Come consumatori veniamo tenuti notevolmente all’oscuro di tali problemi. Siamo confusi, ingannabili e praticamente impotenti – il potere delle corporazioni aziendali ha fatto di tutto per persuaderci a vederci in questo modo. L’approccio della BBC alle questioni ambientali è altamente partigiano poiché si schiera con un sistema che ha cercato di trasferire quelle che sono le responsabilità di “forze strutturali” sui singoli consumatori.
Eppure è solo come cittadini che intraprendono azioni politiche che possiamo promuovere un cambiamento significativo. La risposta alla domanda “Come dovremmo vivere?” È: “Semplicemente“.
Ma vivere semplicemente è molto complicato. Nel libro di Aldous Huxley, Il mondo nuovo (Brave New World) il governo massacrava i Simple Lifers. Questo al giorno d’oggi non è più necessario: possono venire tranquillamente emarginati, insultati e licenziati. L’ideologia del consumo è così diffusa che è diventata invisibile: è la marea di rifiuti in cui nuotiamo.

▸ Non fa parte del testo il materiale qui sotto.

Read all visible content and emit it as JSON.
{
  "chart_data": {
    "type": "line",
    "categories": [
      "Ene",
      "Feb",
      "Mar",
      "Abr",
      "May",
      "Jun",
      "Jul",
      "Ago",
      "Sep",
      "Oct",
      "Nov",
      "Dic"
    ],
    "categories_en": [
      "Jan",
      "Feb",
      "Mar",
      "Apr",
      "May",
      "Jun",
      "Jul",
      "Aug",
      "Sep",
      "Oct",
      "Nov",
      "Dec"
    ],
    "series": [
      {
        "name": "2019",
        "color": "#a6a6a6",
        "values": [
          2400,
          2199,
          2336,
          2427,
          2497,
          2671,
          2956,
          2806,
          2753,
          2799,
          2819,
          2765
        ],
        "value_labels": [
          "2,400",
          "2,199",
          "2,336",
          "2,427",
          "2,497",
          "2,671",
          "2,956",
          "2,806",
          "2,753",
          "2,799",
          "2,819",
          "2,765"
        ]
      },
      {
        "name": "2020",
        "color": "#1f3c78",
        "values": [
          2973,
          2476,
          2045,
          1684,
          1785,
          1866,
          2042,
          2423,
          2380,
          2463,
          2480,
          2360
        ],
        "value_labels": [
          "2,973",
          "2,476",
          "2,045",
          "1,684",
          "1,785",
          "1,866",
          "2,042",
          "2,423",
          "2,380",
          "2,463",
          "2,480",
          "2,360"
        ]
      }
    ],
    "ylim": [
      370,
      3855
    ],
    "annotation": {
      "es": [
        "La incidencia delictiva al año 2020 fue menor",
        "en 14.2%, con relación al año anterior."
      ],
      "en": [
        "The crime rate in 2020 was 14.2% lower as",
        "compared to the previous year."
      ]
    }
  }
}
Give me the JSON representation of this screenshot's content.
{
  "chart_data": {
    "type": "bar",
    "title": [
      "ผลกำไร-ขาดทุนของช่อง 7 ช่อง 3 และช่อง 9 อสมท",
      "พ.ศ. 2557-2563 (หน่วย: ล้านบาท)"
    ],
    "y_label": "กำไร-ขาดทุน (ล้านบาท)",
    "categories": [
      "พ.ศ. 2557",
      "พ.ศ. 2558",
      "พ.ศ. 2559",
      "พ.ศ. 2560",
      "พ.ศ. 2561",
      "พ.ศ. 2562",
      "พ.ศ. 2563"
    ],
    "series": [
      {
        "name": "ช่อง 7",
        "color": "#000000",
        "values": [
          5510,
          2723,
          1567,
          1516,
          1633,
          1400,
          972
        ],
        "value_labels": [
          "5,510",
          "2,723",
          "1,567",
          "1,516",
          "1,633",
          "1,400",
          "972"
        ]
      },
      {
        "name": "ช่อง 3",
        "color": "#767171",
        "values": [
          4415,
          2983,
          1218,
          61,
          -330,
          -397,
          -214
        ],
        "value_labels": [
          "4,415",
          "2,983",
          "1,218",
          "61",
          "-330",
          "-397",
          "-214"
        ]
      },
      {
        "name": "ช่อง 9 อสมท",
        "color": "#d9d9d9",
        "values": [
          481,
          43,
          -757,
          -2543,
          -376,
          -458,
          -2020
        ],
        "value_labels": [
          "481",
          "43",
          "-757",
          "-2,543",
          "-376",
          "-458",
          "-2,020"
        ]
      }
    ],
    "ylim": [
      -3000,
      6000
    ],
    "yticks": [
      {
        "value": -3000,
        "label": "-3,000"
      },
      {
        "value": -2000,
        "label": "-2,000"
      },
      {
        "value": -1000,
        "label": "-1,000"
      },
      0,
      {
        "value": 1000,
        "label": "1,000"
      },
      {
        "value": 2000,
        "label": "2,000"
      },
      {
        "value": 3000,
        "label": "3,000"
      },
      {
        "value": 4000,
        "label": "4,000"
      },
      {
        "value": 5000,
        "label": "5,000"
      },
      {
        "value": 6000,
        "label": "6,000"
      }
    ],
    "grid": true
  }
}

Vivere in un unico pianeta significa non solamente cercare di ridurre il nostro consumo, ma anche mobilitarsi contro il sistema che promuove una grande marea di spazzatura. Ciò significa combattere il potere delle multinazionali, cambiare i risultati politici e sfidare il sistema basato sulla (continua) crescita che consuma il pianeta e che noi chiamiamo capitalismo.
Ecco una conclusione tratta dal documento di Hothouse Earth del mese scorso, che allertava sul pericolo di portare il pianeta in un nuovo stato climatico irreversibile: “I cambiamenti lineari incrementali … non sono sufficienti per stabilizzare il sistema Terra. Saranno probabilmente necessarie trasformazioni diffuse, rapide e fondamentali per ridurre il rischio di varcare la soglia del non ritorno”.
Le tazze di caffè usa e getta prodotte con nuovi materiali non sono solamente una “non soluzione”: sono una perpetuazione del problema. Difendere il pianeta significa cambiare il mondo.